COMMON VirtualCOMMON, the user group for the IBM enterprise server manager, has been trying to emulate a trade show for awhile. It's all well within the realm of reality, tech-wise. But a conference presentation is one kind of thing to splash over the Web. The interaction between users is far tougher to duplicate. HP tried this show concept, years ago, attempting to mount a virtual conference, complete with expo area. It’s a concept that’s still ahead of its time. Visiting the COMMON virtual conference above even shows a few animated people outside an expo hall, well-rendered. But without anything to share with you. There's no live-world reference with these people to recall.

Virtualization can only go as far as our experience will allow. Here in mid-June, a London pub was hosting a meeting of 3000 veterans for what amounted to a reunion. No presentations, just talk. This kind of exchange was sometimes the most profound part of a meeting, which is why the PickFair mansion in Hollywood and Dirty Dick’s London pub will resound with voices, handshakes, and a communal beverage. In my house, the beer didn't taste any different at halftime of the Spurs game, because I was drinking one alongside my favorite fan.

Earlier this month there were slick productions with TV-grade lighting and sound at the HP Discover conference. Live on your laptop, you could watch three relatively-fresh CEOs from Intel, Microsoft and HP explain why working together is a better idea for their companies than the alternative they’ve been trying: HP selling OS products, Microsoft peddling hardware, Intel integrating both into its own branded knock-offs. We did experience the novelty of watching a trade conference event live. But aside from the comfort and economy, going virtual didn’t make it any better.

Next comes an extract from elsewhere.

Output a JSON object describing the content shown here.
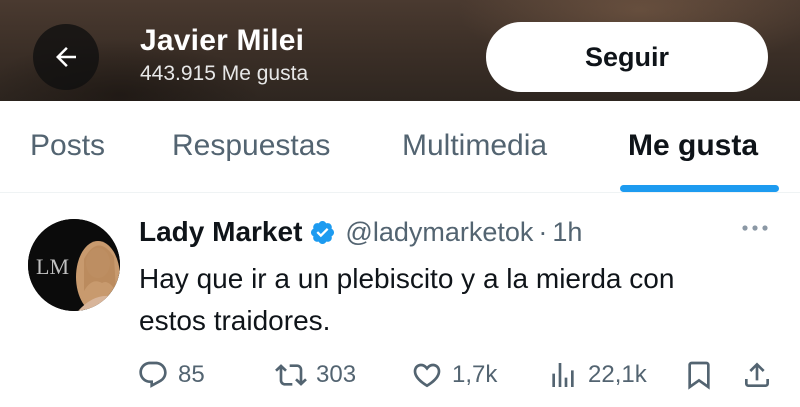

I missed the coarse roar off the rafters of the AT&T Center at the timeouts, when the Spurs forced Miami to rethink its defense. But those camera angles, that replay, and the sharp commentary improved my virtual experience. Virtualization can multiply the gifts of its original. But when you don't know the original, it's a good time to experience it.

Wednesday evening we're going to the Riverwalk in San Antonio for the victory parade, a celebration where the team is ferried around the river on barges, with fans thronging the riverbanks. It will be a Spurs crowd ten times the size of any we've experienced inside an arena. We could watch the parade on that flat-screen. But it's better to have those live experiences to leaven a virtual loaf. That's why a mansion and a pub are still important parts of a world that's heading for the efficiency of virtual.